Asked whether he thinks changing the long snapper has made a difference, special teams coordinator Marwan Maalouf said, “There could be some type of aspect to that, and if that’s the case, hopefully we get him back on track even faster.”
That’s easier said than done. Baltimore Ravens kicker Justin Tucker is widely regraded as the best in the business — maybe the greatest of all time — but it certainly helps that he’s had Morgan Cox as his long snapper and Sam Koch as his holder for his entire career.
There’s been an investment in that operation as a whole and it consistently pays dividends.
Heck, when Tucker lined up for a 55-yard field goal attempt earlier this week on Monday Night Football, nobody in their right mind thought he was going to miss. Sure enough, Tucker nailed the kick as time expired, and the Ravens beat the Cleveland Browns.
“It’s not hard to look for these examples,” Longwell said. “You see the teams that stick with their guys and invest in the operation and it’s worked out for decades. If people would take ego out of the equation and look at the facts, the answers are all there. This is not a hard thing to figure out.”
Yet the kicking struggles persist across the league.
It’s not just the Vikings. The Bears refused to pay veteran kicker Robbie Gould, a decision that led to Cody Parkey’s infamous playoff double-doink that might have cost them a trip to the Super Bowl. Chicago hasn’t been able to find a consistent kicker since, and Gould is 15 for 17 on field goal attempts and perfect on extra points for San Francisco this season.

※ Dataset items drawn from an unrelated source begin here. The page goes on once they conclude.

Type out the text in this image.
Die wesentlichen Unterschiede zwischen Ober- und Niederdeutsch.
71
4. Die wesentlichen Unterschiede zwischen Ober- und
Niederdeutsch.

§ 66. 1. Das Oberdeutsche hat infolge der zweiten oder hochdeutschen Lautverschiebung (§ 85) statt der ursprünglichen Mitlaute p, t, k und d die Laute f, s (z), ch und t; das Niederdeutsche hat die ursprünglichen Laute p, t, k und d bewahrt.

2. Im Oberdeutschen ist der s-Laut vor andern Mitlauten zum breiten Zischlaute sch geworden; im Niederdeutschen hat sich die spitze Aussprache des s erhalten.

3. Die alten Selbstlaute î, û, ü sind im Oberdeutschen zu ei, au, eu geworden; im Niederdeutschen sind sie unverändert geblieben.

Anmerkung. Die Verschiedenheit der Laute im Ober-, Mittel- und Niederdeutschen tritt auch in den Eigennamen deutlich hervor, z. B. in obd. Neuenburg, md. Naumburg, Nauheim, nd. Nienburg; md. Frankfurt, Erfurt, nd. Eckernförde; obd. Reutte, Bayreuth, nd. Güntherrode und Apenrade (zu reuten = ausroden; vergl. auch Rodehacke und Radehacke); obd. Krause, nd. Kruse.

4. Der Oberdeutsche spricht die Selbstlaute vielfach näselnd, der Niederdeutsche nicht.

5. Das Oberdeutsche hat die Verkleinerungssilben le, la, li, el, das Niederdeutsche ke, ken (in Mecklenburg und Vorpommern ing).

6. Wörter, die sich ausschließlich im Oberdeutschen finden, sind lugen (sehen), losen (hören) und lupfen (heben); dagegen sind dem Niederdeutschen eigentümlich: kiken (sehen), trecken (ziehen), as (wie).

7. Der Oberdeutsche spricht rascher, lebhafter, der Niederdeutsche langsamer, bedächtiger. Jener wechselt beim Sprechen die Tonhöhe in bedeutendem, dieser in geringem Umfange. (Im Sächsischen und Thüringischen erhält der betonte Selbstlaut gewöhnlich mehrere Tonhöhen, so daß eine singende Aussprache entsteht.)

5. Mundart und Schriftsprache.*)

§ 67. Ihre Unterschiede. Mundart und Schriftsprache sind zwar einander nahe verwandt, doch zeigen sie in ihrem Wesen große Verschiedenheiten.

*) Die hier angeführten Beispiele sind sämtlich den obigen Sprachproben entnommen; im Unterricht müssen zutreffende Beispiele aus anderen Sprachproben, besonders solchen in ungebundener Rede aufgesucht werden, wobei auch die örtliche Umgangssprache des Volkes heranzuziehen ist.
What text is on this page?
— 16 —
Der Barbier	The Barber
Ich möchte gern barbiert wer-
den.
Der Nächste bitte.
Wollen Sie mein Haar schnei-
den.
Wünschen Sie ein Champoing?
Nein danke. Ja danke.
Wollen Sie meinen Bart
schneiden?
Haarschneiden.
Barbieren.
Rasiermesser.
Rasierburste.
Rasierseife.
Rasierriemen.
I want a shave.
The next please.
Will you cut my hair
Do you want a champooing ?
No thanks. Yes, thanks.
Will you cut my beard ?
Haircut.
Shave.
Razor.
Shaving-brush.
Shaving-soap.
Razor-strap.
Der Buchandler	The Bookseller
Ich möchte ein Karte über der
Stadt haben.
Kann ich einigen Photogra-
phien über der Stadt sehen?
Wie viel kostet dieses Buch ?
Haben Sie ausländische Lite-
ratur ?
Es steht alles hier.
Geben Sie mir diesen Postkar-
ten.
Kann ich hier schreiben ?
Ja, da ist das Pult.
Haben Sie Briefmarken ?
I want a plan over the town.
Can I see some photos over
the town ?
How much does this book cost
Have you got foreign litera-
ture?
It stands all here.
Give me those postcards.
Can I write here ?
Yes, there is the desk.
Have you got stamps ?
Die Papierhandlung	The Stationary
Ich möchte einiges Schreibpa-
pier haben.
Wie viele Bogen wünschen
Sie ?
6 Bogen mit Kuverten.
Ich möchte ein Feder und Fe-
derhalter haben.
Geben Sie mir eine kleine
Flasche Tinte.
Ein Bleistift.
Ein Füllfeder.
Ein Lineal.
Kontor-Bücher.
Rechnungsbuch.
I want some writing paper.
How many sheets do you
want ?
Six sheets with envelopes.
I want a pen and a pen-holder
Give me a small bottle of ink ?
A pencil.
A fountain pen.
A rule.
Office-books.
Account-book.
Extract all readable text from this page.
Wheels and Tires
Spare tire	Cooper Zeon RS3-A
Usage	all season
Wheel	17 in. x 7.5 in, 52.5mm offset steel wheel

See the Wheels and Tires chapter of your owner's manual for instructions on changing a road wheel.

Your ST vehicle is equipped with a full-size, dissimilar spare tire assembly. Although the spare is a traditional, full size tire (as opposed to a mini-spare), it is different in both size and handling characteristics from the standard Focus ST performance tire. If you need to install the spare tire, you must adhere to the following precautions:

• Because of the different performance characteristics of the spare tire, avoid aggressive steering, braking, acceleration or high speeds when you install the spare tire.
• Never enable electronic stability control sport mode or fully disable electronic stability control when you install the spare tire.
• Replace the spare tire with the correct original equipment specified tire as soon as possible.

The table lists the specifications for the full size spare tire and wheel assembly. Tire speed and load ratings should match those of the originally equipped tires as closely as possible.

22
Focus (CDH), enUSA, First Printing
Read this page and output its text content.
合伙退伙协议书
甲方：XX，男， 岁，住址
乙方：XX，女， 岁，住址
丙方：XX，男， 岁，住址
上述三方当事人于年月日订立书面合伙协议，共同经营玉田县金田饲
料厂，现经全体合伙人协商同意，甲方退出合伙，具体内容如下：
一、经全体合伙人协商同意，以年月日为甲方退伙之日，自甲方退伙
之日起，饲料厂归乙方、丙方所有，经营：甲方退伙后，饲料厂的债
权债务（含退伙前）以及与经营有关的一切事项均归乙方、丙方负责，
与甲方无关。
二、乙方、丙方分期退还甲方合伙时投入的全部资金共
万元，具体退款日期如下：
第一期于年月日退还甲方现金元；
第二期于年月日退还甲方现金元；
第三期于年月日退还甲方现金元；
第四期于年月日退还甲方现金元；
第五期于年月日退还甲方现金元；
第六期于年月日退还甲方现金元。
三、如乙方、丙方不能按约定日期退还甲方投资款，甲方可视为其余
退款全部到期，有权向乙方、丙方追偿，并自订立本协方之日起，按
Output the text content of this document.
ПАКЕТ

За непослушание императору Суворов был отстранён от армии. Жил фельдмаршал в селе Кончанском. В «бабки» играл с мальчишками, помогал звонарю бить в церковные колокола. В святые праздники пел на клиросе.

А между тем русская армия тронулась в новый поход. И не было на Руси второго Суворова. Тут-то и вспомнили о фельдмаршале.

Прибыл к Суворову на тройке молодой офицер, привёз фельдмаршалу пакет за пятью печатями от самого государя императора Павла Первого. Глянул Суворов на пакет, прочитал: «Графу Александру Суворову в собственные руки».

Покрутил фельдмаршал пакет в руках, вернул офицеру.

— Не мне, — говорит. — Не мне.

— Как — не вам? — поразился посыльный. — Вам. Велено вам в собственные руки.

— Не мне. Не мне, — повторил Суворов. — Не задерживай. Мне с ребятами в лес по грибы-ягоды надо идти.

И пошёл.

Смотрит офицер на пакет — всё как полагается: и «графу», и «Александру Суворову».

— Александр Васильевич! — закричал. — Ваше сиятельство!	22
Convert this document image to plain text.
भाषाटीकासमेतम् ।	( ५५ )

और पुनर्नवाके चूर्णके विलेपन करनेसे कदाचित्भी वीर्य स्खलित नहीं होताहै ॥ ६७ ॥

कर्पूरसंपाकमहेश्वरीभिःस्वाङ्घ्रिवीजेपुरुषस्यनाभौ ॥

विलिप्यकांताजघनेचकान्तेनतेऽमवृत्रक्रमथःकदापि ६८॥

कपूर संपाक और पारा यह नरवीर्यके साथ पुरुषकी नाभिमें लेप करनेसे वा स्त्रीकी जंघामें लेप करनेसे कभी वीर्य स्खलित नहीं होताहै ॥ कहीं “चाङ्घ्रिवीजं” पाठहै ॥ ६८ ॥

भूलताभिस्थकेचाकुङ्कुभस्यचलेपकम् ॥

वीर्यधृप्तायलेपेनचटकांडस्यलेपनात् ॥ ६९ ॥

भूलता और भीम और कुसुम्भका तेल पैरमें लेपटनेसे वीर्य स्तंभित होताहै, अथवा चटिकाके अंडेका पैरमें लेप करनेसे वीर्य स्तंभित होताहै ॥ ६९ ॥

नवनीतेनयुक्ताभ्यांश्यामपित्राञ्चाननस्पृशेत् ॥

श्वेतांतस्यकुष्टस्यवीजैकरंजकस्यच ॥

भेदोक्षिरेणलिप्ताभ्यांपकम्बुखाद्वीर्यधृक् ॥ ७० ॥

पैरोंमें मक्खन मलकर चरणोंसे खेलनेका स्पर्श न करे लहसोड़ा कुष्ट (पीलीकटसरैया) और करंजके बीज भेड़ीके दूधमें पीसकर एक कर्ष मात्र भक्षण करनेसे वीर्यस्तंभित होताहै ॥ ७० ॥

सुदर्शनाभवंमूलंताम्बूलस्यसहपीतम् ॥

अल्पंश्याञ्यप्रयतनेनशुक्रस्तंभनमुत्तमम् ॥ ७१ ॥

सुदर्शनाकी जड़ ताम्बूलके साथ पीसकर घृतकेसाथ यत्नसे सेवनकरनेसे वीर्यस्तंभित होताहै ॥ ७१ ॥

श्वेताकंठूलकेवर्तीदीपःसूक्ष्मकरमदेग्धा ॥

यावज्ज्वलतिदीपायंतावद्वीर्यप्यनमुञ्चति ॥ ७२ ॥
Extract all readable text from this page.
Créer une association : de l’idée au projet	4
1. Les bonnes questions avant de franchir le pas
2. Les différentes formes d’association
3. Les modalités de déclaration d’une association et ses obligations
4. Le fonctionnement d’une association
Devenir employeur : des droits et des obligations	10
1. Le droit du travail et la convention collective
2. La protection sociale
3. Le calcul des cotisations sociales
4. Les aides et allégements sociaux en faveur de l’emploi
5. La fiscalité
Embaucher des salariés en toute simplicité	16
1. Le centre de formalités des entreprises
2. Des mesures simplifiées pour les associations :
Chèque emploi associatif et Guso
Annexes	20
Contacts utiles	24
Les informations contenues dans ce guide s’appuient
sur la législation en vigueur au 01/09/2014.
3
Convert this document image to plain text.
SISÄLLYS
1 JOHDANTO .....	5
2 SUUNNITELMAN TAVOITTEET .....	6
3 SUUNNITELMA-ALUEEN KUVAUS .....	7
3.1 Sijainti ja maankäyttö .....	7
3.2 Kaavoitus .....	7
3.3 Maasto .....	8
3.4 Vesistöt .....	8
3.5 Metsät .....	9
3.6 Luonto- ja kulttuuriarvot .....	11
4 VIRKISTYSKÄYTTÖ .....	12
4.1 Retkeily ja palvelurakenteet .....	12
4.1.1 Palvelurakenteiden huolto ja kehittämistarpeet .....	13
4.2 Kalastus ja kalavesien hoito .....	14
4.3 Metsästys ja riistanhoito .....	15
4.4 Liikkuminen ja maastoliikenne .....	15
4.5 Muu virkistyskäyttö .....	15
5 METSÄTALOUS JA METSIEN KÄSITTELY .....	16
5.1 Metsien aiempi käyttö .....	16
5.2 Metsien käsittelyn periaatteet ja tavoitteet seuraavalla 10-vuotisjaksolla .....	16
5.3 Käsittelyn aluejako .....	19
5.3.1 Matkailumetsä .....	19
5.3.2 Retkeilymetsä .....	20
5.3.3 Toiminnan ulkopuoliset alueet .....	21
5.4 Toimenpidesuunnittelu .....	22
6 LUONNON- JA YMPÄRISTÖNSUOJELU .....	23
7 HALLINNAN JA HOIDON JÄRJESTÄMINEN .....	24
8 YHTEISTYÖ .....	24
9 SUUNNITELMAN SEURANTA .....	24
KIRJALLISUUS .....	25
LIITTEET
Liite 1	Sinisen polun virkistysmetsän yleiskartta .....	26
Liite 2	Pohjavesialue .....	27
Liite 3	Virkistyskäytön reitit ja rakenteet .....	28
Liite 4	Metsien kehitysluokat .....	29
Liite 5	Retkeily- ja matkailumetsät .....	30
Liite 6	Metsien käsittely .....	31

“It is funny how it’s usually the same organizations going through kicker struggles,” Longwell said. “It’s like if they go through a phase where everything seems stable and good, they think they have it all figured out. They start to change things here, or try to save money there, and the eventually same things they are trying to avoid start to play out again.”
Which brings everything full circle back to the Vikings.
As much as Bailey has struggled over the past couple of weeks, he’s undoubtedly the best option at present, and likely the best option in the future.
“They literally have on their hands at least a Top 8 kicker in the league when he’s firing on all cylinders,” Longwell said. “He’s a a proven commodity that went through a tough stretch that is very explainable when looking at the big picture.”
“Unfortunately the track record of the organization is not really good with staying with guys,” Longwell added. “Hopefully they have learned that what they have on their hands is really, really good. It’s such a big risk to make a change and have to go through this all over again.”
Vikings place-kickers since Gary Anderson joined the team in 1998:
Kicker                     YRS              G        FGM/FGA              XPM/XPA
Gary Anderson       1998-2002     78      109/129 (84.5%)     215/217
Doug Brien              2002              6        5/6 (83.3%)            5/7
Aaron Elling             2003-04        23      18/25 (72.1%)         48/48
Morten Andersen     2004             16      18/22 (81.8%)         45/45
Paul Edinger            2005             16       25/34 (73.5%)        31/31
Ryan Longwell         2006-11         96      136/157 (86.0%)    228/233
Blair Walsh*             2012-16         73      133/158 (84.2)      156/165*
Kai Forbath              2016-17         23      47/53 (88.7)           45/53*
Daniel Carlson         2018              2        1/4 (25%)               6/6*
Dan Bailey               2018-2020     43       60/75 (80.0%)       97/106*
*Extra-point attempts were extended from 19- to 33-yard kicks starting in 2015.